# Forum software upgrade



## mkellogg

Hi everyone,

I hope to upgrade the forum software to the latest version of vBulletin Saturday morning.  This will probably take between one and two hours.  The forums will be completely closed.  At times you will see a "forum closed" message.  At other times you will get a database error, and part of the time it will say "no website"!

I'll post a big, impossible to miss announcement right below the dictionary look-up box at least 30 minutes before getting started.  I highly recommend that you copy the text of any big messages you write all day tomorrow!  Just in case. 

Mike


----------



## Elisa68

mkellogg said:
			
		

> I hope to upgrade the forum software to the latest version of vBulletin Saturday morning.

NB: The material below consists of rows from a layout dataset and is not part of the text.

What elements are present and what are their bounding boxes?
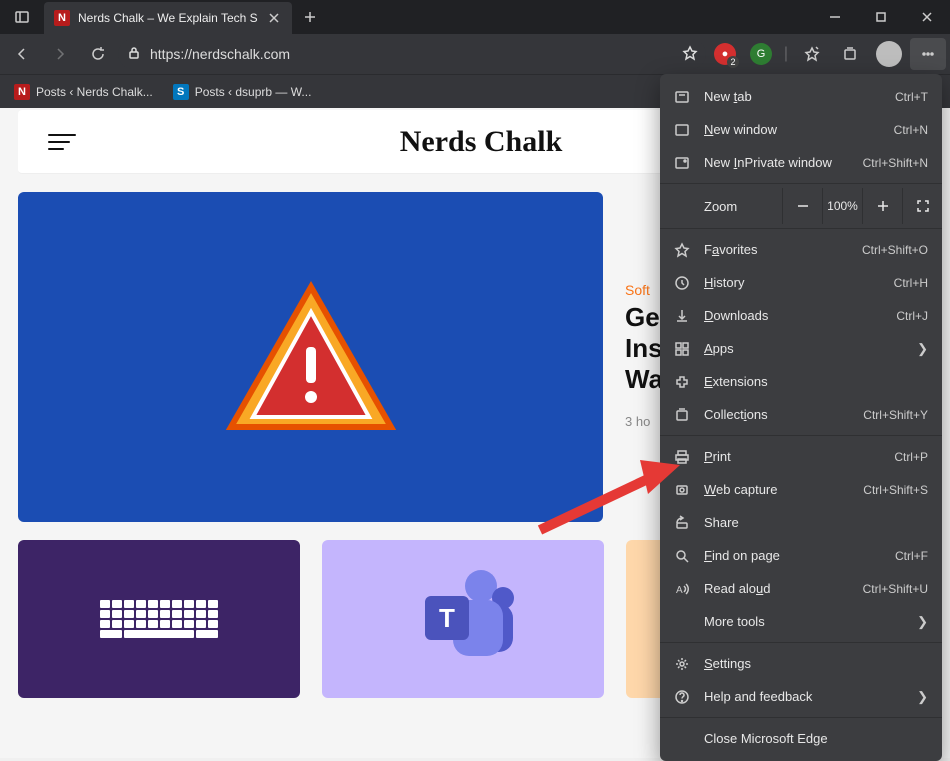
tab-favicon: N [54,10,70,26]
apps-icon [674,341,690,357]
toolbar-divider: | [780,38,792,70]
menu-extensions[interactable]: Extensions [660,365,942,398]
star-icon [674,242,690,258]
profile-avatar[interactable] [876,41,902,67]
menu-collections[interactable]: Collections Ctrl+Shift+Y [660,398,942,431]
menu-separator [660,435,942,436]
site-info-icon[interactable] [126,45,142,64]
menu-close-edge[interactable]: Close Microsoft Edge [660,722,942,755]
menu-new-tab[interactable]: New tab Ctrl+T [660,80,942,113]
title-bar: N Nerds Chalk – We Explain Tech S [0,0,950,34]
zoom-in-button[interactable] [862,188,902,224]
address-bar[interactable]: https://nerdschalk.com [118,39,706,69]
menu-print[interactable]: Print Ctrl+P [660,440,942,473]
settings-menu-button[interactable] [910,38,946,70]
menu-history[interactable]: History Ctrl+H [660,266,942,299]
url-text: https://nerdschalk.com [150,46,674,62]
download-icon [674,308,690,324]
inprivate-icon [674,155,690,171]
tab-actions-button[interactable] [0,0,44,34]
menu-new-window[interactable]: New window Ctrl+N [660,113,942,146]
zoom-out-button[interactable] [782,188,822,224]
read-aloud-icon: A [674,581,690,597]
minimize-button[interactable] [812,0,858,34]
card-thumbnail[interactable] [18,540,300,698]
settings-menu: New tab Ctrl+T New window Ctrl+N New InP… [660,74,942,761]
bookmark-item[interactable]: S Posts ‹ dsuprb — W... [165,80,320,104]
chevron-right-icon: ❯ [917,689,928,705]
menu-share[interactable]: Share [660,506,942,539]
chevron-right-icon: ❯ [917,614,928,630]
gear-icon [674,656,690,672]
menu-more-tools[interactable]: More tools ❯ [660,605,942,638]
capture-icon [674,482,690,498]
collections-button[interactable] [832,38,868,70]
browser-tab[interactable]: N Nerds Chalk – We Explain Tech S [44,2,292,34]
bookmark-label: Posts ‹ dsuprb — W... [195,85,312,99]
menu-read-aloud[interactable]: A Read aloud Ctrl+Shift+U [660,572,942,605]
collections-icon [674,407,690,423]
share-icon [674,515,690,531]
bookmark-item[interactable]: N Posts ‹ Nerds Chalk... [6,80,161,104]
menu-settings[interactable]: Settings [660,647,942,680]
hamburger-menu-button[interactable] [48,134,76,150]
history-icon [674,275,690,291]
chevron-right-icon: ❯ [917,341,928,357]
warning-triangle-icon [221,277,401,437]
menu-find[interactable]: Find on page Ctrl+F [660,539,942,572]
zoom-level: 100% [822,188,862,224]
search-icon [674,548,690,564]
extension-badge-green[interactable]: G [750,43,772,65]
help-icon [674,689,690,705]
extensions-icon [674,374,690,390]
keyboard-icon [100,600,218,638]
menu-separator [660,228,942,229]
bookmark-favicon: S [173,84,189,100]
extension-count-badge: 2 [727,56,739,68]
favorites-hub-button[interactable] [794,38,830,70]
menu-favorites[interactable]: Favorites Ctrl+Shift+O [660,233,942,266]
favorite-star-icon[interactable] [682,45,698,64]
tab-title: Nerds Chalk – We Explain Tech S [78,11,258,25]
svg-text:A: A [676,585,683,596]
close-window-button[interactable] [904,0,950,34]
menu-separator [660,642,942,643]
print-icon [674,449,690,465]
extension-badge-red[interactable]: ●2 [714,43,736,65]
new-tab-icon [674,89,690,105]
maximize-button[interactable] [858,0,904,34]
hero-image[interactable] [18,192,603,522]
toolbar: https://nerdschalk.com ●2 G | [0,34,950,74]
menu-zoom: Zoom 100% [660,188,942,224]
menu-apps[interactable]: Apps ❯ [660,332,942,365]
svg-text:T: T [439,603,455,633]
menu-inprivate[interactable]: New InPrivate window Ctrl+Shift+N [660,146,942,179]
forward-button[interactable] [42,38,78,70]
bookmark-favicon: N [14,84,30,100]
zoom-label: Zoom [660,199,782,214]
menu-web-capture[interactable]: Web capture Ctrl+Shift+S [660,473,942,506]
close-tab-button[interactable] [266,10,282,26]
window-icon [674,122,690,138]
fullscreen-button[interactable] [902,188,942,224]
teams-icon: T [403,564,523,674]
card-thumbnail[interactable]: T [322,540,604,698]
window-controls [812,0,950,34]
refresh-button[interactable] [80,38,116,70]
new-tab-button[interactable] [296,3,324,31]
menu-separator [660,717,942,718]
menu-help[interactable]: Help and feedback ❯ [660,680,942,713]
menu-separator [660,183,942,184]
back-button[interactable] [4,38,40,70]
menu-downloads[interactable]: Downloads Ctrl+J [660,299,942,332]
bookmark-label: Posts ‹ Nerds Chalk... [36,85,153,99]
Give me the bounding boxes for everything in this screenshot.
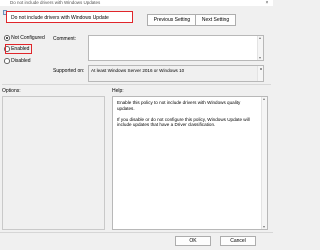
enabled-highlight-box — [5, 44, 32, 54]
section-divider — [2, 84, 271, 85]
next-setting-button[interactable]: Next Setting — [195, 14, 236, 26]
help-paragraph: Enable this policy to not include driver… — [117, 100, 241, 111]
scroll-down-icon[interactable] — [260, 68, 262, 70]
policy-name-field: Do not include drivers with Windows Upda… — [6, 11, 133, 23]
help-label: Help: — [112, 88, 124, 94]
scroll-down-icon[interactable] — [259, 57, 261, 59]
not-configured-radio[interactable]: Not Configured — [4, 35, 45, 41]
window-title: Do not include drivers with Windows Upda… — [10, 0, 101, 5]
supported-on-label: Supported on: — [53, 68, 85, 74]
disabled-radio[interactable]: Disabled — [4, 58, 31, 64]
options-pane — [2, 96, 105, 230]
footer-divider — [0, 232, 273, 233]
scroll-up-icon[interactable] — [263, 98, 265, 100]
not-configured-label: Not Configured — [11, 35, 45, 41]
supported-on-value: At least Windows Server 2016 or Windows … — [91, 68, 185, 73]
help-text: Enable this policy to not include driver… — [117, 100, 255, 134]
options-label: Options: — [2, 88, 21, 94]
comment-input[interactable] — [88, 35, 264, 61]
disabled-label: Disabled — [11, 58, 31, 64]
ok-button[interactable]: OK — [175, 236, 211, 246]
supported-on-field: At least Windows Server 2016 or Windows … — [88, 65, 264, 82]
scroll-down-icon[interactable] — [263, 226, 265, 228]
cancel-button[interactable]: Cancel — [220, 236, 256, 246]
help-paragraph: If you disable or do not configure this … — [117, 116, 250, 128]
group-policy-setting-dialog: Do not include drivers with Windows Upda… — [0, 0, 273, 250]
help-scrollbar[interactable] — [261, 97, 267, 229]
policy-name-text: Do not include drivers with Windows Upda… — [11, 14, 109, 21]
disabled-radio-dot[interactable] — [4, 58, 10, 64]
help-pane: Enable this policy to not include driver… — [112, 96, 268, 230]
close-icon[interactable]: × — [263, 0, 271, 6]
supported-scrollbar[interactable] — [257, 66, 263, 81]
comment-scrollbar[interactable] — [257, 36, 263, 60]
scroll-up-icon[interactable] — [259, 37, 261, 39]
not-configured-radio-dot[interactable] — [4, 35, 10, 41]
comment-label: Comment: — [53, 36, 77, 42]
title-bar: Do not include drivers with Windows Upda… — [0, 0, 273, 6]
previous-setting-button[interactable]: Previous Setting — [147, 14, 197, 26]
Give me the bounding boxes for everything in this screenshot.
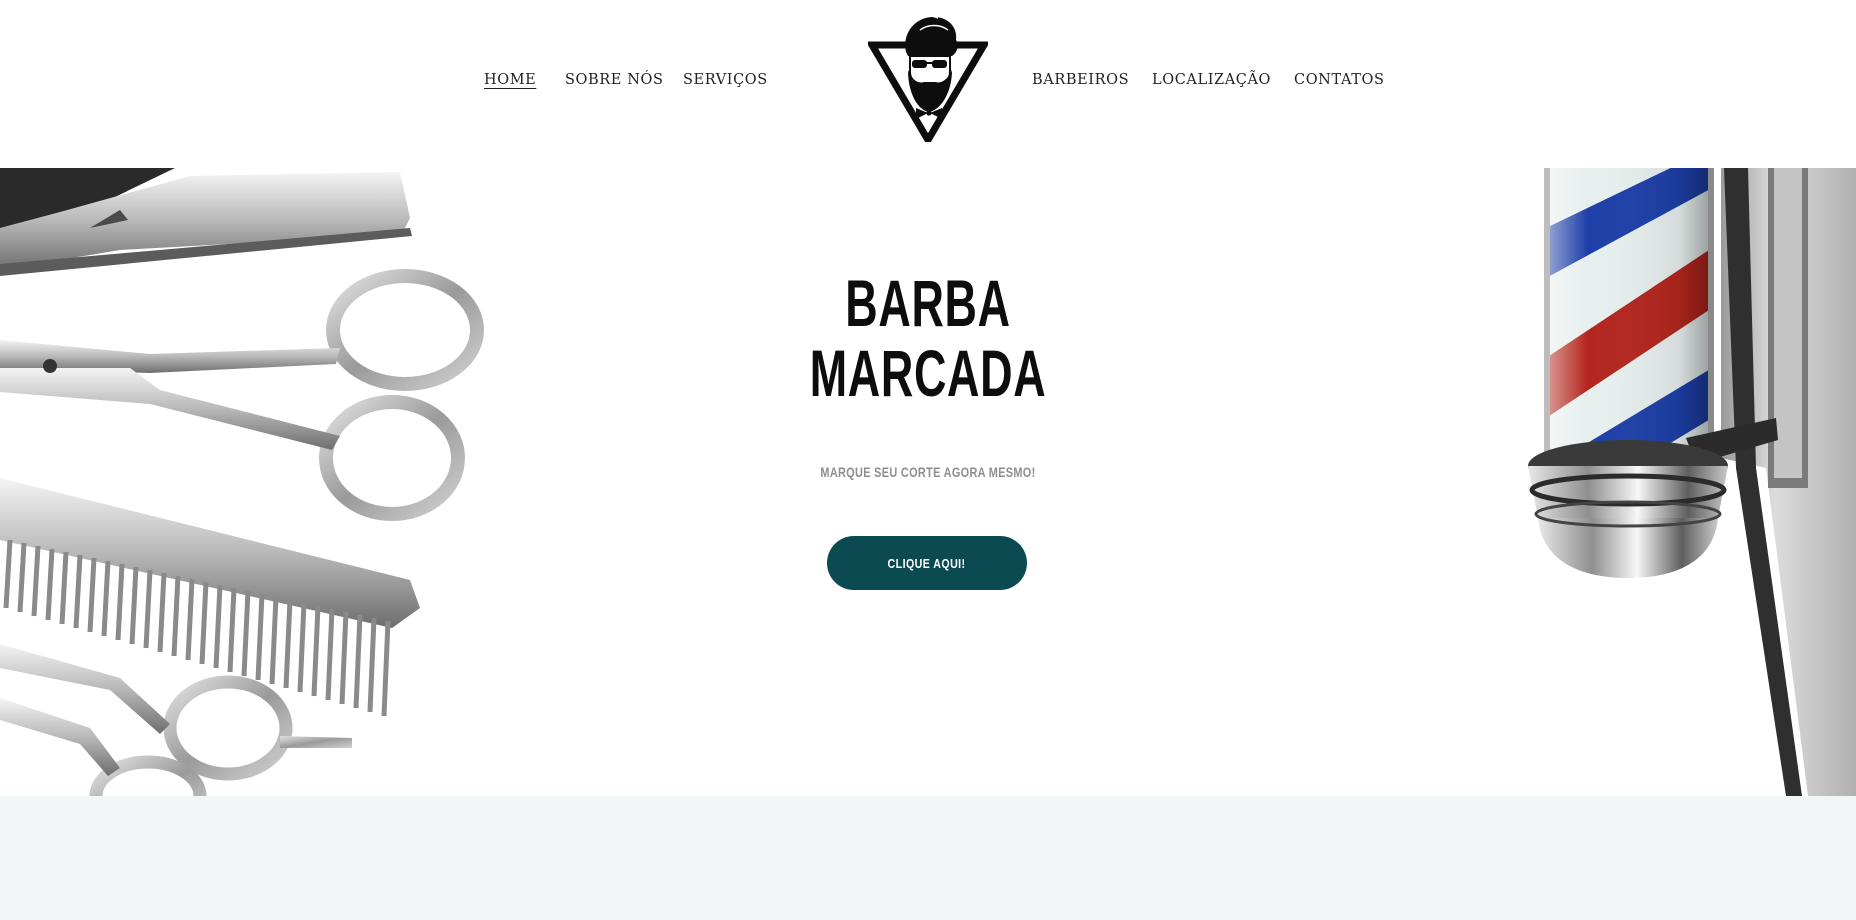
hero-title-line-1: BARBA bbox=[845, 266, 1011, 340]
barber-tools-image bbox=[0, 168, 484, 796]
cta-button[interactable]: CLIQUE AQUI! bbox=[827, 536, 1027, 590]
nav-link-servicos[interactable]: SERVIÇOS bbox=[683, 72, 768, 88]
hero-section: BARBA MARCADA MARQUE SEU CORTE AGORA MES… bbox=[0, 168, 1856, 796]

Silly question: U.S. Eastern Time?


----------



## ILT

Yes Elisa, US eastern time , although Mike hasn't given a specific time yet.


----------



## mkellogg

Yes, but I just got back from a trip to the UK and am a bit jet-lagged...  Don't be surprised if I start at 6AM or earlier Eastern Time.


----------



## araceli

That's good! At 6AM or earlier...


----------



## alc112

Silly question Nº 2
What time is in eastern US?


----------



## Jana337

alc112 said:
			
		

> Silly question Nº 2
> What time is in eastern US?


Click.
Alternatively, check the date and time properties in your settings. There is an option "time zone".

Jana


----------



## supercrom

I really like this new version, you don't have to click on "Go Advanced" to have more options in your fast reply.

Thanks a lot, Mike Kellogg.


----------



## alc112

supercrom said:
			
		

> I really like this new version, you don't have to click on "Go Advanced" to have more options in your fast reply.
> 
> Thanks a lot, Mike Kellogg.



Yes!! That's very nice
I hope in the next version we'll have emoticons menu in the fast reply


----------



## davidtrans

Hello administrative people --
I don't know if I can start a post/thread of my own -- a simple question really. If so, how do I do it?
Thanks so much. please reply to xxxxx@aol.com
<<edited to remove personal info>>


----------



## Isotta

If you are registered, you go to the desired forum's page (for example French/English), and you click on "New Thread--Ask a question." And that should be it.

I hope I understood your question correctly.

Z.


----------